Escola Judicial promove evento internacional sobre direitos fundamentais e desafios das relações de trabalho
A Escola Judicial do Tribunal Regional do Trabalho da 24ª Região (Ejud24), em parceria com a Escola Judicial do Tribunal Regional do Trabalho da 14ª Região (Ejud14), realizou, essa semana, a Atividade Formativa Internacional Athena Jus, promovendo o intercâmbio de conhecimentos e experiências entre magistrados, magistradas e instituições parceiras, em Santiago, no Chile. A iniciativa tem como objetivo ampliar o diálogo sobre temas relacionados à Justiça, aos direitos fundamentais e aos desafios contemporâneos das relações de trabalho.
A programação teve início na terça-feira (9/6), com atividades voltadas ao conhecimento de Justiça do Trabalho chileno. Os participantes acompanharam uma audiência trabalhista no Juzgado de Letras de Trabajo, visitaram a Corte de Apelaciones e a Corte Suprema de Justiça do Chile e participaram de debates sobre direitos fundamentais no trabalho e a modernização das relações laborais.
Na quarta-feira (10/6), as atividades foram realizadas na Universidade do Chile e na Academia Judicial chilena. A programação incluiu diálogo institucional entre as Escolas Judiciais e painéis sobre pejotização, trabalho autônomo e terceirização, controle de convencionalidade e a aplicação da Convenção Interamericana de Direitos Humanos, além de debates sobre inteligência artificial e Direito do Trabalho.
Durante o painel sobre inteligência artificial e Direito do Trabalho, o juiz do TRT da 14ª Região, Vitor Leandro Yamada, destacou os impactos das novas tecnologias nas relações laborais. Segundo ele, “a inteligência artificial não cria desigualdades do nada. Ela encontra as fissuras já existentes e as aprofunda em escala industrial”. O magistrado também ressaltou a importância da regulação, da auditoria e da manutenção do olhar humano como instância decisória final sobre questões que afetam a vida dos trabalhadores.
O diretor da Escola Judicial do TRT/MS, desembargador Francisco das Chagas Lima Filho, destacou que a atividade fortalece o intercâmbio de experiências entre magistrados e instituições de diferentes países da América Latina. “O objetivo deste encontro é promover a troca de conhecimentos sobre o Direito do Trabalho e os sistemas de Justiça dos nossos países. A iniciativa reúne as Escolas Judiciais dos TRTs da 24ª e da 14ª Regiões, a Universidade do Chile e o Escritório da OIT para o Cone Sul, permitindo um diálogo entre magistrados brasileiros e chilenos sobre desafios comuns e soluções adotadas em cada realidade. Esse intercâmbio possibilita conhecer experiências distintas e identificar a grande proximidade existente entre os ordenamentos jurídicos trabalhistas dos países latino-americanos”, afirmou.
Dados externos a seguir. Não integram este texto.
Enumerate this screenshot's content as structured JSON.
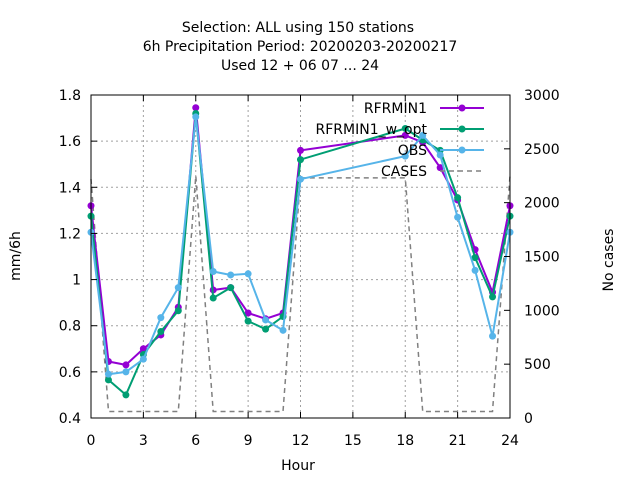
{
  "chart_data": {
    "type": "line",
    "title": [
      "Selection: ALL using   150 stations",
      "6h Precipitation   Period: 20200203-20200217",
      "Used  12 + 06 07 ... 24"
    ],
    "xlabel": "Hour",
    "ylabel": "mm/6h",
    "y2label": "No cases",
    "xlim": [
      0,
      24
    ],
    "ylim": [
      0.4,
      1.8
    ],
    "y2lim": [
      0,
      3000
    ],
    "xticks": [
      0,
      3,
      6,
      9,
      12,
      15,
      18,
      21,
      24
    ],
    "yticks": [
      "0.4",
      "0.6",
      "0.8",
      "1",
      "1.2",
      "1.4",
      "1.6",
      "1.8"
    ],
    "y2ticks": [
      "0",
      "500",
      "1000",
      "1500",
      "2000",
      "2500",
      "3000"
    ],
    "grid": true,
    "legend_position": "top-right",
    "series": [
      {
        "name": "RFRMIN1",
        "color": "#9400d3",
        "marker": "filled-circle",
        "x": [
          0,
          1,
          2,
          3,
          4,
          5,
          6,
          7,
          8,
          9,
          10,
          11,
          12,
          18,
          19,
          20,
          21,
          22,
          23,
          24
        ],
        "y": [
          1.32,
          0.645,
          0.63,
          0.7,
          0.76,
          0.88,
          1.745,
          0.955,
          0.965,
          0.855,
          0.83,
          0.855,
          1.56,
          1.625,
          1.595,
          1.485,
          1.345,
          1.13,
          0.945,
          1.32
        ]
      },
      {
        "name": "RFRMIN1_w_opt",
        "color": "#009e73",
        "marker": "filled-circle",
        "x": [
          0,
          1,
          2,
          3,
          4,
          5,
          6,
          7,
          8,
          9,
          10,
          11,
          12,
          18,
          19,
          20,
          21,
          22,
          23,
          24
        ],
        "y": [
          1.275,
          0.565,
          0.5,
          0.675,
          0.775,
          0.865,
          1.72,
          0.92,
          0.965,
          0.82,
          0.785,
          0.84,
          1.52,
          1.655,
          1.605,
          1.56,
          1.355,
          1.095,
          0.925,
          1.275
        ]
      },
      {
        "name": "OBS",
        "color": "#56b4e9",
        "marker": "filled-circle",
        "x": [
          0,
          1,
          2,
          3,
          4,
          5,
          6,
          7,
          8,
          9,
          10,
          11,
          12,
          18,
          19,
          20,
          21,
          22,
          23,
          24
        ],
        "y": [
          1.205,
          0.59,
          0.6,
          0.655,
          0.835,
          0.965,
          1.705,
          1.035,
          1.02,
          1.025,
          0.825,
          0.78,
          1.435,
          1.535,
          1.625,
          1.54,
          1.27,
          1.04,
          0.755,
          1.205
        ]
      },
      {
        "name": "CASES",
        "color": "#808080",
        "marker": "none",
        "dash": true,
        "axis": "y2",
        "x": [
          0,
          1,
          2,
          3,
          4,
          5,
          6,
          7,
          8,
          9,
          10,
          11,
          12,
          13,
          14,
          15,
          16,
          17,
          18,
          19,
          20,
          21,
          22,
          23,
          24
        ],
        "y": [
          2220,
          60,
          60,
          60,
          60,
          60,
          2250,
          60,
          60,
          60,
          60,
          60,
          2230,
          2230,
          2230,
          2230,
          2230,
          2230,
          2230,
          60,
          60,
          60,
          60,
          60,
          2250
        ]
      }
    ]
  }
}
A juíza auxiliar da Presidência do TRT/MS, Juliana Martins Barbosa, ressaltou a relevância da experiência para a troca de conhecimento entres os dois países. “As visitas realizadas nos últimos dois dias proporcionaram uma rica oportunidade de conhecer de perto o funcionamento do sistema de Justiça do Trabalho chileno. Na audiência acompanhada no Juzgado de Letras de Trabajo, chamou atenção a forte oralidade do procedimento, característica bastante semelhante à observada na Justiça do Trabalho brasileira. Na Corte de Apelaciones e na Corte Suprema, os debates sobre a composição dos tribunais e o sistema recursal permitiram compreender melhor as particularidades da estrutura judiciária chilena. Já na Universidade do Chile, além de conhecer a história e a relevância da instituição para a formação jurídica do país, os debates sobre pejotização e terceirização evidenciaram desafios contemporâneos comuns às realidades brasileira e chilena, reforçando a importância do intercâmbio para o compartilhamento de experiências e boas práticas”, afirmou.
O encerramento da programação ocorreu ontem (11/6), com transmissão para o Brasil. Os debates abordaram a atuação do Escritório da Organização Internacional do Trabalho (OIT) para o Cone Sul, a legislação social chilena recentemente adotada, a relação entre vida familiar e trabalho, a jornada de trabalho de 40 horas, a prevenção da violência e do assédio no ambiente laboral e os resultados provisórios da Conferência Internacional do Trabalho, incluindo a discussão sobre uma possível norma internacional voltada ao trabalho em plataformas digitais.